NCAER hosted Sonalde Desai and Santanu Pramanik from its National Data Innovation Centre to share the results of Round 3 of its rapid response Delhi NCR Coronavirus Telephone Survey (DCVTS-3) launched on June 15 and completed on June 23. NCAER Director General Shekhar Shah moderated the discussion. DCVTS-3 builds on DCVTS-1, fielded during April 3-6 (results released April 12), and DCVTS-2, fielded April 23-26 (results released May 1).
From one of the most stringent lockdowns in the world, India is rapidly moving to ease restrictions even as the peak still seems far and infections to date, nationally, have crossed 6 lakhs and are growing. Delhi NCR, with its recent surge, has climbed to third place in the country, with nearly 90,000 cases to date and the highest caseload and deaths per 100,000 population in the country. The weeks of lockdowns and reopening have led to changing attitudes and practices in Delhi NCR, and to the many ways in which households are adjusting to the economic stresses that the pandemic, the lockdowns, and now the lifting of restrictions have produced. The rapid response DCVTS are designed to understand these adjustments and changing attitudes and practices.

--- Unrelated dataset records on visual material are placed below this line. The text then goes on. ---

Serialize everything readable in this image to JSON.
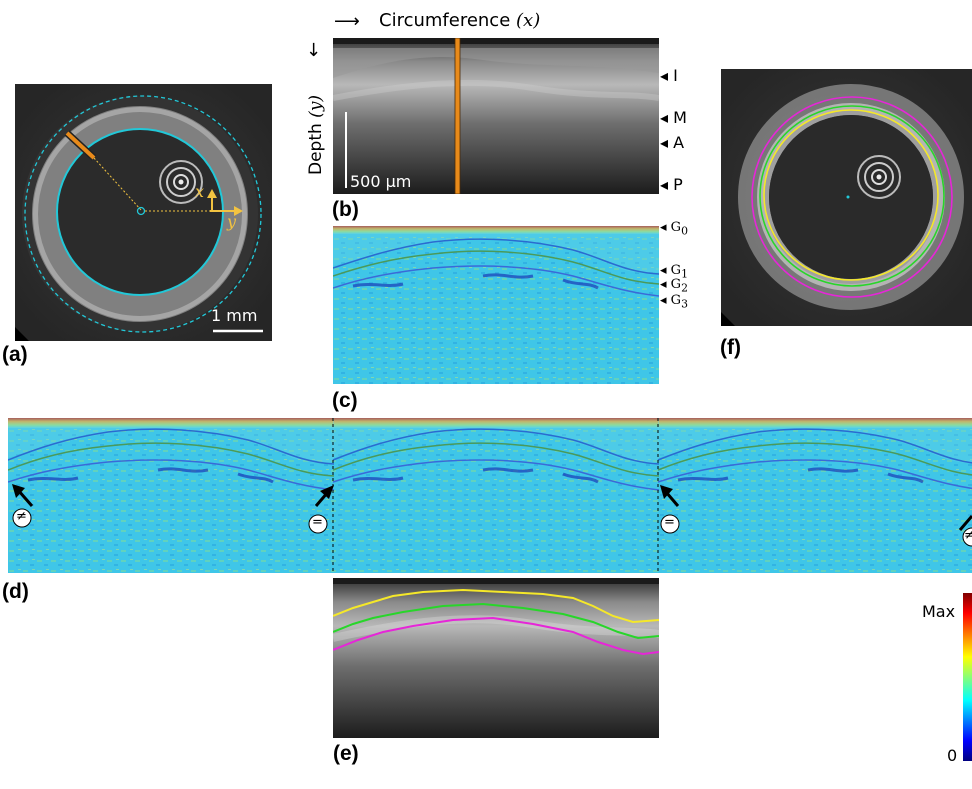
{
  "panels": {
    "a": {
      "label": "(a)",
      "axis_x": "x",
      "axis_y": "y",
      "scalebar": "1 mm"
    },
    "b": {
      "label": "(b)",
      "xaxis": "Circumference",
      "xvar": "(x)",
      "yaxis": "Depth",
      "yvar": "(y)",
      "scalebar": "500 µm",
      "layers": [
        "I",
        "M",
        "A",
        "P"
      ]
    },
    "c": {
      "label": "(c)",
      "g_labels": [
        "G",
        "G",
        "G",
        "G"
      ],
      "g_subs": [
        "0",
        "1",
        "2",
        "3"
      ]
    },
    "d": {
      "label": "(d)",
      "markers": [
        "≠",
        "=",
        "=",
        "≠"
      ]
    },
    "e": {
      "label": "(e)"
    },
    "f": {
      "label": "(f)"
    }
  },
  "colorbar": {
    "max_label": "Max",
    "min_label": "0"
  },
  "colors": {
    "cyan_contour": "#22c8d8",
    "orange_line": "#e88a1a",
    "yellow_arrow": "#f2c341",
    "contour_yellow": "#f5e829",
    "contour_green": "#28d62a",
    "contour_magenta": "#e626d8"
  }
}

The DCVTS team carried out Round 1 in April shortly after the first lockdown started. Round 2 gauged household reactions to a continuation of the first, stringent lockdown. The team fielded DCVTS-3 at a crucial moment when restrictions were coming off but Coronavirus infections in the NCR were accelerating rapidly and the region’s healthcare infrastructure and testing facilities were coming under historically unprecedented stress.
DCVTS-3 resurveyed households contacted in Rounds 1 and 2, doubling the size of its sample from the rural and urban districts of Delhi, Rajasthan, Uttar Pradesh, and Haryana. The webinar was attended by over 140 participants.